Nos élèves n'ont-ils pas raison d'avoir tort ? Cette propension de la violence n'est-elle pas le désir de s'exprimer, de faire ressortir toute cette frustration longtemps dissimulée ? Nos élèves ne sont-ils pas le reflet de la société, notre société, de ces adultes, qui pourtant, chargés de leur donner une bonne éducation ? Cette société entachée, salie, souillée par la quête égoïste d'intérêt personnel de certains hommes, par l'enrichissement illicite, la corruption, le buzz... Cette société où il n'y a plus de pudeur où l'on fait de la médiocrité un challenge. Et le vrai talent,l'intelligence, le respect de la légalité, de nos lois fondamentales sont rangés au placards ?
Les enfants n'ont-ils donc pas raison de nous faire du tort?

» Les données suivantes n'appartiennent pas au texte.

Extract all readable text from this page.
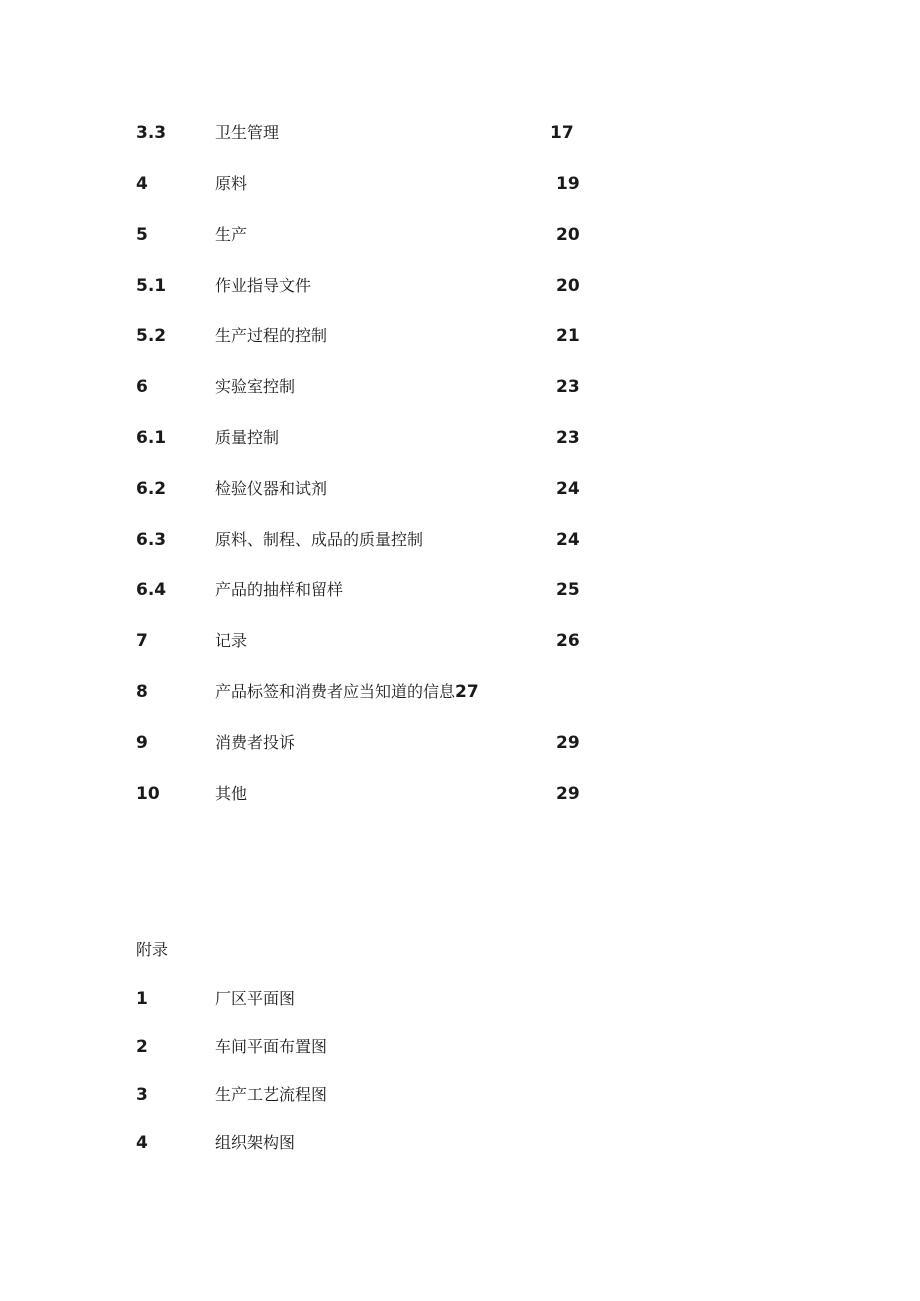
3.3	卫生管理	17
4	原料	19
5	生产	20
5.1	作业指导文件	20
5.2	生产过程的控制	21
6	实验室控制	23
6.1	质量控制	23
6.2	检验仪器和试剂	24
6.3	原料、制程、成品的质量控制	24
6.4	产品的抽样和留样	25
7	记录	26
8	产品标签和消费者应当知道的信息27
9	消费者投诉	29
10	其他	29
附录
1	厂区平面图
2	车间平面布置图
3	生产工艺流程图
4	组织架构图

Nous les utilisons à nos souhaits, non pas pour apporter leur pièce au développement de la société mais à contribuer à son recul Ils agressent pour les adultes, ils tuent pour les adultes, ils volent pour les adultes, ils vendent de la drogue pour les adultes, ils achètent de la drogue, de l'alcool avec des adultes, ils font la guerre pour les adultes, ils sont exploités par des adultes pour leur commerce sur des routes, des ponts, traités comme des esclaves dans leur maison. Oui, les enfants ont raison de nous faire du tort. Et qu'est-ce que vous faites pour les enseignants, ces personnes formées pour enseigner, redresser,éduquer ces futurs adultes ? Les enseignants sont à la tâche pour former les adultes qui iront redresser cette societe gravement perverties.